How to Manage People for New Managers
Congratulations, you have been recently promoted and are now a manager. You are very excited and have been waiting to get to this next step in your career. Being promoted to a managerial position is a landmark event for you in your career when you first get a chance to manage people, it shows that you are now an expert in what you do and people who look to you to get work done (a.k.a senior management) expect more from you and are willing to provide more resources for you to help you get even more work done. Your hard work has paid off.
However, at the same time, the skills that enabled you to get to this point are not the ones that will make you successful in a managerial role. You are a respected individual contributor to your organization but how do you transform that into being a strong leader for your organization? How do you make that transformation? How do you ensure you are much more effective now as a team manager than as an individual contributor?
If you follow the below guidelines it will make this transition much easier and more fruitful and help accelerate your career.
Make sure your team and you have the same goals.
Having individual goals is good and probably one of the reasons you have managed to come to this point in your career. Make sure you now have team goals and identify what each one of your team members will contribute towards those goals. This will ensure the team shares the same vision.
Train your people
If you have people who are not skilled to do what they are supposed to do, you will have inefficiency issues, you will have a team that will struggle to get work done and meet timelines
Give regular feedback
Do not wait until the end of the year to give feedback.
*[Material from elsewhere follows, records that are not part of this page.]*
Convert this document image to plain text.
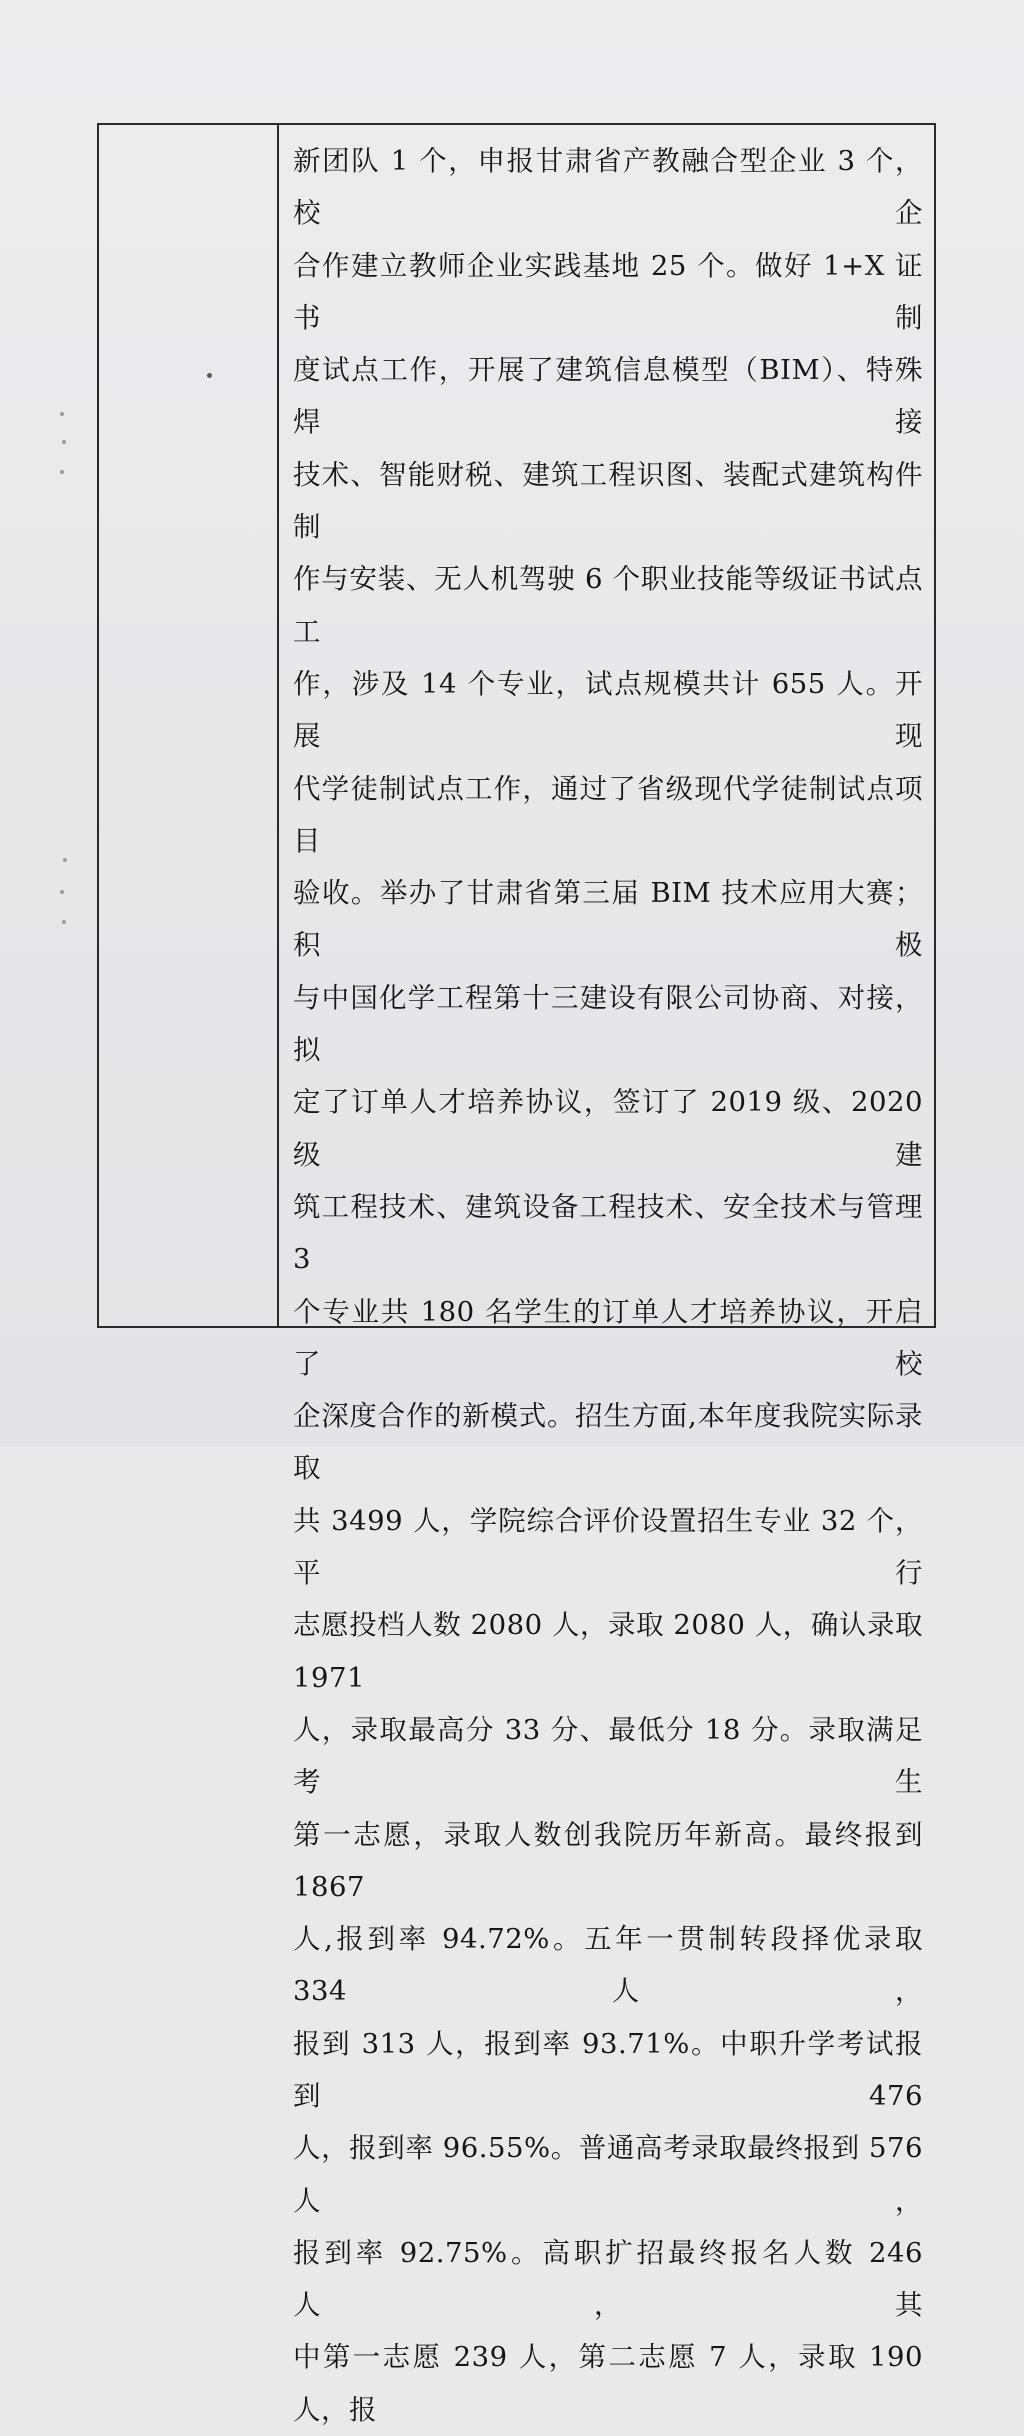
新团队 1 个，申报甘肃省产教融合型企业 3 个，校企
合作建立教师企业实践基地 25 个。做好 1+X 证书制
度试点工作，开展了建筑信息模型（BIM）、特殊焊接
技术、智能财税、建筑工程识图、装配式建筑构件制
作与安装、无人机驾驶 6 个职业技能等级证书试点工
作，涉及 14 个专业，试点规模共计 655 人。开展现
代学徒制试点工作，通过了省级现代学徒制试点项目
验收。举办了甘肃省第三届 BIM 技术应用大赛；积极
与中国化学工程第十三建设有限公司协商、对接，拟
定了订单人才培养协议，签订了 2019 级、2020 级建
筑工程技术、建筑设备工程技术、安全技术与管理 3
个专业共 180 名学生的订单人才培养协议，开启了校
企深度合作的新模式。招生方面,本年度我院实际录取
共 3499 人，学院综合评价设置招生专业 32 个，平行
志愿投档人数 2080 人，录取 2080 人，确认录取 1971
人，录取最高分 33 分、最低分 18 分。录取满足考生
第一志愿，录取人数创我院历年新高。最终报到 1867
人,报到率 94.72%。五年一贯制转段择优录取 334 人，
报到 313 人，报到率 93.71%。中职升学考试报到 476
人，报到率 96.55%。普通高考录取最终报到 576 人，
报到率 92.75%。高职扩招最终报名人数 246 人，其
中第一志愿 239 人，第二志愿 7 人，录取 190 人，报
This may come as a surprise but giving regular feedback will keep you connected with people who are working for you and will ensure work is getting done how you would like it to be done.
Reward effort
If someone in your team is trying hard to achieve a certain goal, even if they fail, make sure that they are rewarded for the effort. This will keep them motivated and focused on the next goal. If you do not do this you are sure to de-motivate the person.
Once you cover these four bases, you should be ready to take charge as a new manager and be pretty awesome at it as well.